We use the wave functions φ_i(r) = C exp(−|R_i − r|/α) with radius α = 1.5 Å. The two orbital centres are separated by |R₁ − R₂| = 2.6a. For such small length scales (\(\ll \lambda _F\)), we neglect the spatial dependence of Γ_ij, and parametrize its matrix elements as given in the main text with the following frequency dependence:

$$\Gamma _{ij}(\omega ) = \Gamma _0\exp ( - (\omega /2E_0)^2).$$

(7)

We note that the actual Co d-orbitals are quite localized (orbital radius ≈0.5 Å). Therefore, the φ_i is to be viewed rather as a superposition of non-magnetic local states in the vicinity of each Co. These atomistic details become less important as L approaches λ_F and the description by means of the homogeneous electron gas (cf. Eq. (5)) is more appropriate.
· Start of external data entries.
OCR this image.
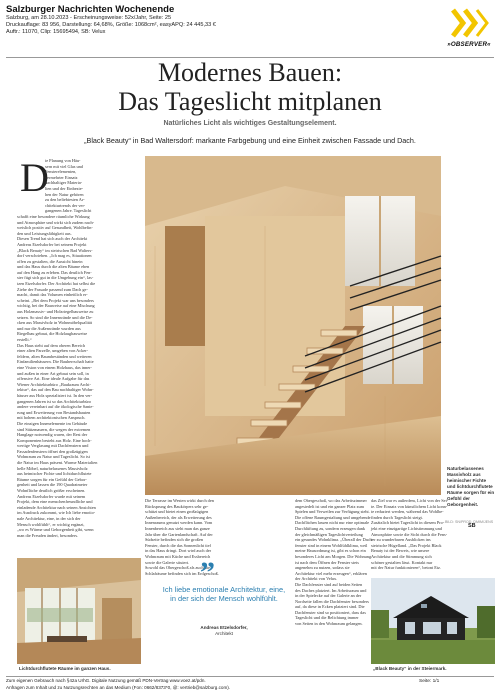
Salzburger Nachrichten Wochenende
Salzburg, am 28.10.2023 - Erscheinungsweise: 52x/Jahr, Seite: 25
Druckauflage: 83 956, Darstellung: 64,68%, Größe: 1068cm², easyAPQ: 24 445,33 €
Auftr.: 11070, Clip: 15695494, SB: Velux
»OBSERVER«
Modernes Bauen:
Das Tageslicht mitplanen
Natürliches Licht als wichtiges Gestaltungselement.
„Black Beauty“ in Bad Waltersdorf: markante Farbgebung und eine Einheit zwischen Fassade und Dach.
D
ie Planung von Häu-
sern mit viel Glas und
Fensterelementen,
vermehrter Einsatz
nachhaltiger Materia-
lien und der Einbezie-
hen der Natur gehören
zu den beliebtesten Ar-
chitekturtrends der ver-
gangenen Jahre. Tageslicht
schafft eine besondere räumliche Wirkung
und Atmosphäre und wirkt sich zudem nach-
weislich positiv auf Gesundheit, Wohlbefin-
den und Leistungsfähigkeit aus.
Diesen Trend hat sich auch der Architekt
Andreas Etzelsdorfer bei seinem Projekt
„Black Beauty“ im steirischen Bad Walters-
dorf verschrieben. „Ich mag es, Situationen
offen zu gestalten, die Aussicht hinein
und das Haus durch die alten Bäume eben
auf den Hang zu erleben. Das deutlich Fen-
ster fügt sich gut in die Umgebung ein“, las-
tzen Etzelsdorfer. Der Architekt hat selbst die
Ziehe der Fassade passend zum Dach ge-
macht, damit das Volumen einheitlich er-
scheint. „Bei dem Projekt war uns besonders
wichtig, bei der Bauweise auf eine Mischung
aus Holzmassiv- und Holzriegelbauweise zu
setzen. So sind die Innenwände und die De-
cken aus Massivholz in Wohnmöbelqualität
und nur die Außenwände wurden aus
Riegelbau gebaut, die Holzlaugbauweise
erstellt.“
Das Haus steht auf dem oberen Bereich
einer alten Parzelle, umgeben von Acker-
feldern, alten Baumbeständen und weiteren
Einfamilienhäusern. Die Bauherrschaft hatte
eine Vision von einem Holzhaus, das inner-
und außen in einer Art gebaut sein soll, in
offensive Art. Eine ideale Aufgabe für das
Wiener Architekturbüro „Baukraum Archi-
tektur“, das auf den Bau nachhaltiger Wohn-
häuser aus Holz spezialisiert ist. In den ver-
gangenen Jahren ist so das Architekturbüro
andere vereinbart auf die ökologische Sanie-
rung und Erweiterung von Bestandsbauten
mit hohem architektonischen Anspruch.
Die einzigen Innenelemente im Gebäude
sind Stützmauern, die wegen der extremen
Hanglage notwendig waren, der Rest der
Komponenten besteht aus Holz. Eine hoch-
wertige Verglasung mit Dachfenstern und
Fassadenfenstern öffnet den großzügigen
Wohnraum zu Natur und Tageslicht. So ist
die Natur im Haus präsent. Warme Materialien
helle Möbel, naturbelassenes Massivholz
aus heimischer Fichte und lichtdurchflutete
Räume sorgen für ein Gefühl der Gebor-
genheit und lassen die 190 Quadratmeter
Wohnfläche deutlich größer erscheinen.
Andreas Etzelsdorfer wurde mit seinem
Projekt, dem eine menschenfreundliche und
einladende Architektur nach seinen Ansichten
im Ausdruck zukommt, wie Ich liebe emotio-
nale Architektur, eine, in der sich der
Mensch wohlfühlt“, er wichtig ergänzt,
„wo es Wärme und Geborgenheit gibt, wenn
man die Freuden ändert, besonders.
Naturbelassenes Massivholz aus heimischer Fichte und lichtdurchflutete Räume sorgen für ein Gefühl der Geborgenheit.
BILD: SN/PROD. DMIM/JENS
Die Terrasse im Westen wirkt durch den
Rücksprung des Baukörpers sehr ge-
schützt und bietet einen großzügigen
Außenbereich, der als Erweiterung des
Innenraums genutzt werden kann. Vom
Innenbereich aus sieht man das ganze
Jahr über die Gartenlandschaft. Auf der
Südseite befinden sich die großen
Fenster, durch die das Sonnenlicht tief
in das Haus dringt. Dort wird auch der
Wohnraum mit Küche und Essbereich
sowie die Galerie situiert.
Sowohl das Obergeschoß als auch die
Schlafräume befinden sich im Erdgeschoß.
dem Obergeschoß, wo das Arbeitszimmer
angesiedelt ist und ein ganzer Platz zum
Spielen und Verweilen zur Verfügung steht.
Die offene Raumgestaltung und umgebende
Dachflächen lassen nicht nur eine optimale
Durchlüftung zu, sondern erzeugen dank
der gleichmäßigen Tageslichtverteilung
ein gesundes Wohnklima. „Überall der Dach-
fenster sind in einem Wohlfühlklima, weil
meine Hausordnung ist, gibt es schon ein
besonderes Licht am Morgen. Die Wohnung
ist nach dem Öffnen der Fenster stets
angenehm zu nutzen, sodass sie
Architektur viel mehr erzeugen“, erklären
der Architekt von Velux.
Die Dachfenster sind auf beiden Seiten
des Daches platziert. Im Arbeitsraum und
in der Spielecke auf der Galerie an der
Nordseite fallen die Dachfenster besonders
auf, da diese in Ecken platziert sind. Die
Dachfenster sind so positioniert, dass das
Tageslicht und die Belichtung immer
von Seiten in den Wohnraum gelangen.
das Ziel war es außerdem, Licht von der Sei-
te. Der Einsatz von künstlichem Licht konn-
te reduziert werden, während das Wohlbe-
finden durch Tageslicht steigt.
Zusätzlich bietet Tageslicht in diesem Pro-
jekt eine einzigartige Lichtstimmung und
Atmosphäre sowie die Sicht durch die Fens-
ter zu wunderbaren Ausblicken ins
steirische Hügelland. „Das Projekt Black
Beauty ist der Beweis, wie unsere
Architektur und die Stimmung sich
schöner gestalten lässt. Kontakt nur
mit der Natur funktionieren“, betont Etz.
SB
”
Ich liebe emotionale Architektur, eine, in der sich der Mensch wohlfühlt.
Andreas Etzelsdorfer,
Architekt
Lichtdurchflutete Räume im ganzen Haus.	„Black Beauty“ in der Steiermark.
Zum eigenen Gebrauch nach §42a UrhG. Digitale Nutzung gemäß PDN-Vertrag www.voez.at/pdn.
Anfragen zum Inhalt und zu Nutzungsrechten an das Medium (Fon: 0662/8373*0, @: vertrieb@salzburg.com).
Seite: 1/1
We choose parameters that fall well within the Kondo regime in all cases: U = ∞, \(\epsilon _{\mathrm{d}} = - 0.4\), E₀ = 4 and temperature k_BT = 10⁻⁴ (all in eV). We take Γ₀ = 0.06 and 0.01 eV for long chains and dimers, respectively. The qualitative features of the local DoS are unchanged as long as we stay in the Kondo regime.